Friday, September 13, 2024

Resonance

 

"Girl on Swing" (oil on canvas, 1996) by Ruth Addinall


A childhood memory, memorialized in this Shakespearean sonnet, its title reflects several definitions of the word resonance, for example, the ability to evoke or suggest images, memories, and emotions, as well as resonance in physics, which refers to a wide class of phenomena that arise as a result of matching temporal or spatial periods of oscillatory objects. 

Perhaps the most familiar example of resonance in everyday life is swinging on a playground swing. The first push or pump sets the swing in motion. Each subsequent push or pump is delivered at just the right time to increase the amplitude of swing.
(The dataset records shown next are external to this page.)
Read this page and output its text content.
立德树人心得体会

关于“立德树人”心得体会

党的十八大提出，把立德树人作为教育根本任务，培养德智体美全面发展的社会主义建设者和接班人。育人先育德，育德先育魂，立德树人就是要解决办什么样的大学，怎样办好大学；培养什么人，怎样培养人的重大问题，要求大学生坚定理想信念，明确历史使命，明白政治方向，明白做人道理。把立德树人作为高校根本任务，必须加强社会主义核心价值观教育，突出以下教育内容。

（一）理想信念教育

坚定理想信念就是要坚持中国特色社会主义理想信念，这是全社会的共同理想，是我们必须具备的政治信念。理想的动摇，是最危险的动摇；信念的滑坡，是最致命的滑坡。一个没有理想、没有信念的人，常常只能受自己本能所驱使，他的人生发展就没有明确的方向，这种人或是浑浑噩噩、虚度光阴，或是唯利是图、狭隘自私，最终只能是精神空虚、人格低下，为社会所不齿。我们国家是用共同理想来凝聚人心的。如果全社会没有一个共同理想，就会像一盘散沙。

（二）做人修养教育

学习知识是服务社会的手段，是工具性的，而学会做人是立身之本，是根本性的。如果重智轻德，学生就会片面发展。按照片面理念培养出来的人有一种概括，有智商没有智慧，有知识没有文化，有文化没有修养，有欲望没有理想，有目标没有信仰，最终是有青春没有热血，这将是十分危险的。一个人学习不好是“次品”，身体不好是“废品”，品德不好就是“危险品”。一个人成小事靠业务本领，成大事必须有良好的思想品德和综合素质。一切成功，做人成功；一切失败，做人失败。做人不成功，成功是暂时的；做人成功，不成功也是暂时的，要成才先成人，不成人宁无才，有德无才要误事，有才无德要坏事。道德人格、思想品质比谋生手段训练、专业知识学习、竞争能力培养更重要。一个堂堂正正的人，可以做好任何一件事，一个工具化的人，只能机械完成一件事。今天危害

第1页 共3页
If you continue pushing or pumping over a period of time, the swing will gradually go higher and higher.

Each pump of my swing was a fervent wish for my father's return from out-of-state hospitalization for his paralytic polio.
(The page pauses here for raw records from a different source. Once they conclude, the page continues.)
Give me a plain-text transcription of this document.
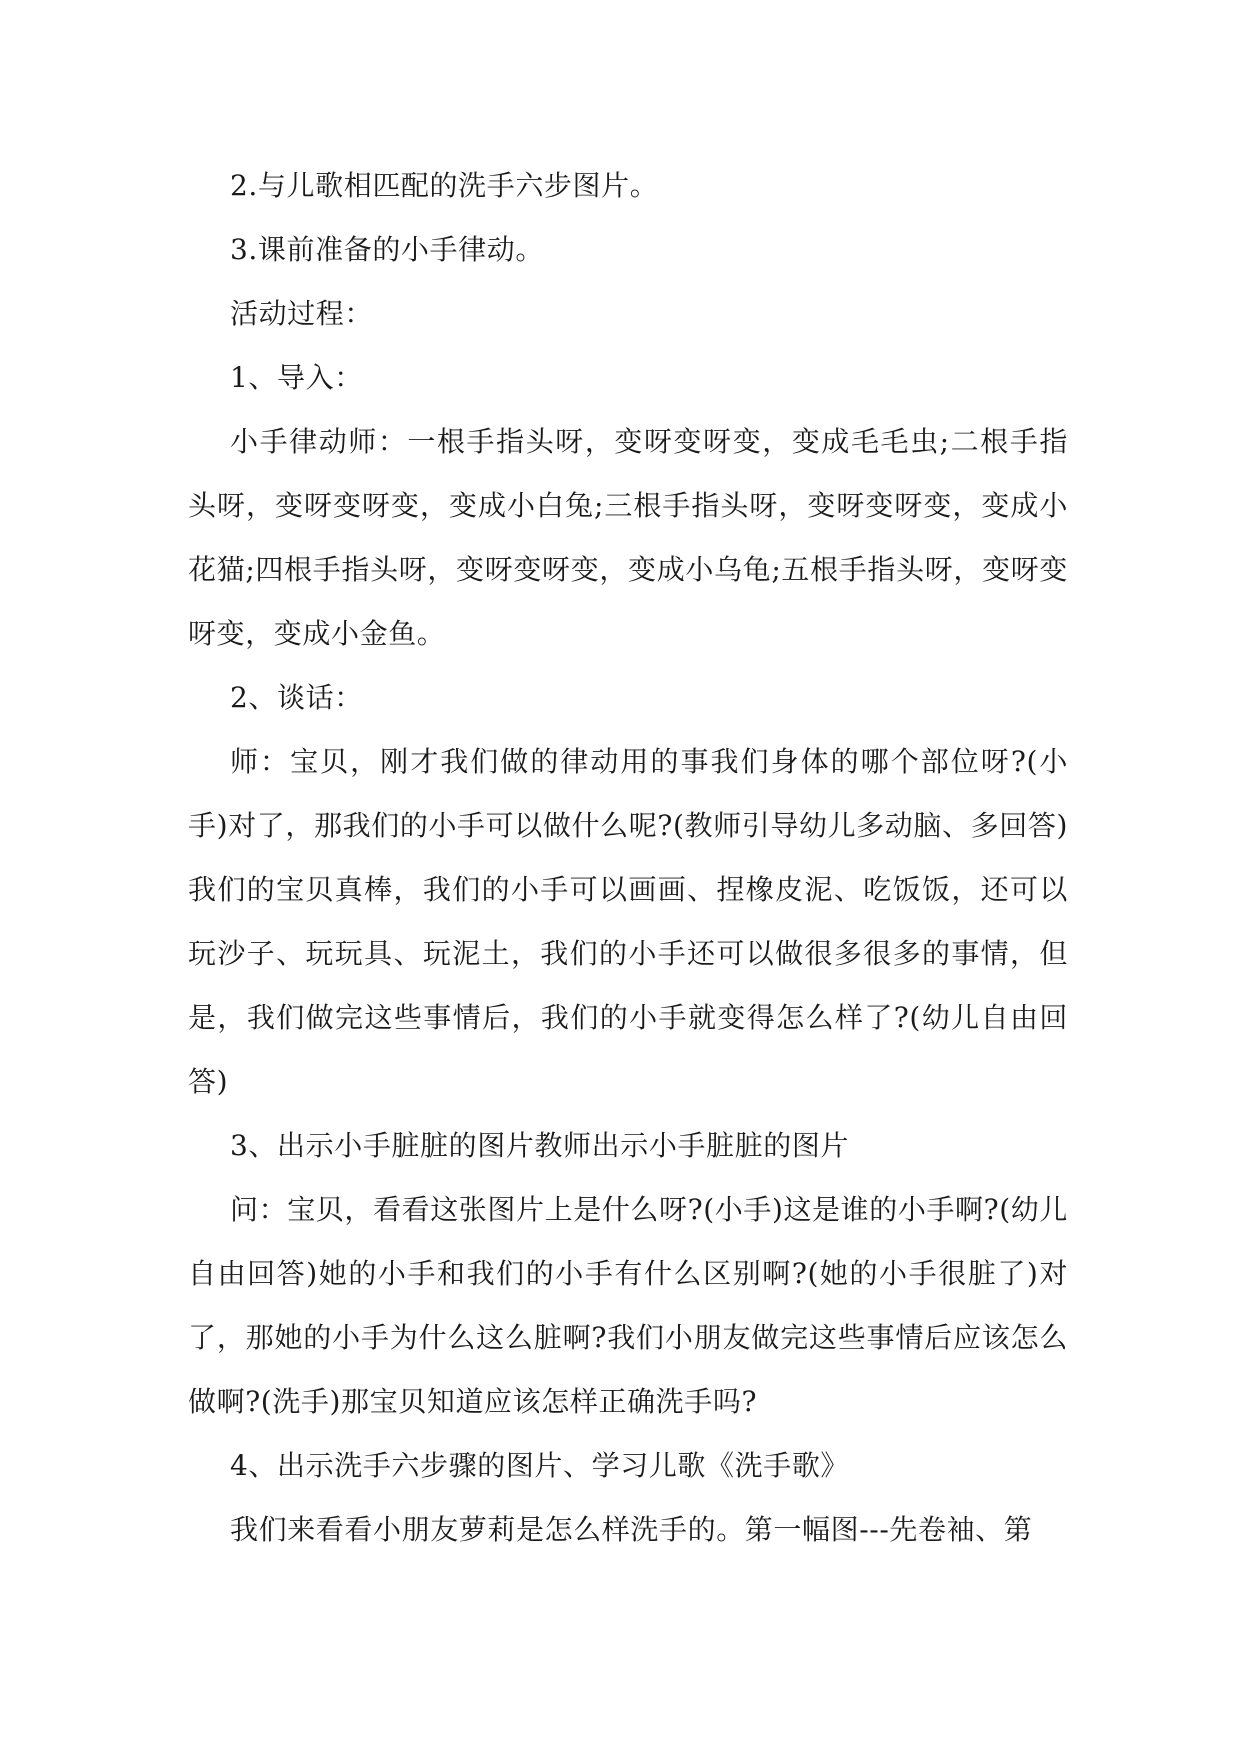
2.与儿歌相匹配的洗手六步图片。

3.课前准备的小手律动。

活动过程：

1、导入：

小手律动师：一根手指头呀，变呀变呀变，变成毛毛虫;二根手指头呀，变呀变呀变，变成小白兔;三根手指头呀，变呀变呀变，变成小花猫;四根手指头呀，变呀变呀变，变成小乌龟;五根手指头呀，变呀变呀变，变成小金鱼。

2、谈话：

师：宝贝，刚才我们做的律动用的事我们身体的哪个部位呀?(小手)对了，那我们的小手可以做什么呢?(教师引导幼儿多动脑、多回答)我们的宝贝真棒，我们的小手可以画画、捏橡皮泥、吃饭饭，还可以玩沙子、玩玩具、玩泥土，我们的小手还可以做很多很多的事情，但是，我们做完这些事情后，我们的小手就变得怎么样了?(幼儿自由回答)

3、出示小手脏脏的图片教师出示小手脏脏的图片

问：宝贝，看看这张图片上是什么呀?(小手)这是谁的小手啊?(幼儿自由回答)她的小手和我们的小手有什么区别啊?(她的小手很脏了)对了，那她的小手为什么这么脏啊?我们小朋友做完这些事情后应该怎么做啊?(洗手)那宝贝知道应该怎样正确洗手吗?

4、出示洗手六步骤的图片、学习儿歌《洗手歌》

我们来看看小朋友萝莉是怎么样洗手的。第一幅图---先卷袖、第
You can hear me read it HERE.

Resonance

Swinging is self-limiting: you can’t go past the horizontal in front or in back.

— Dr. Stephen A. Lawrence, Insights into Physics

 

The government delivered processed cheese.

The Philadelphia cousins sent old clothes.

I sucked my thumb, inventing destinies.

Still years away, Mom’s Tropicana rose.

I found some comfort on our backyard swing,

pumping and chanting into the arc’s peaked crest

where angular momentum let me fling

toward light-spangled leaves.

                                                It was the best

of amplitudes—this go-for-broke reprieve

from gravity—because I knew she’d fret

me down from all I knew of bliss. Naïve

to think I’d charmed my father home, I let

go, flying from the damping pendulum,

which soon regained its equilibrium.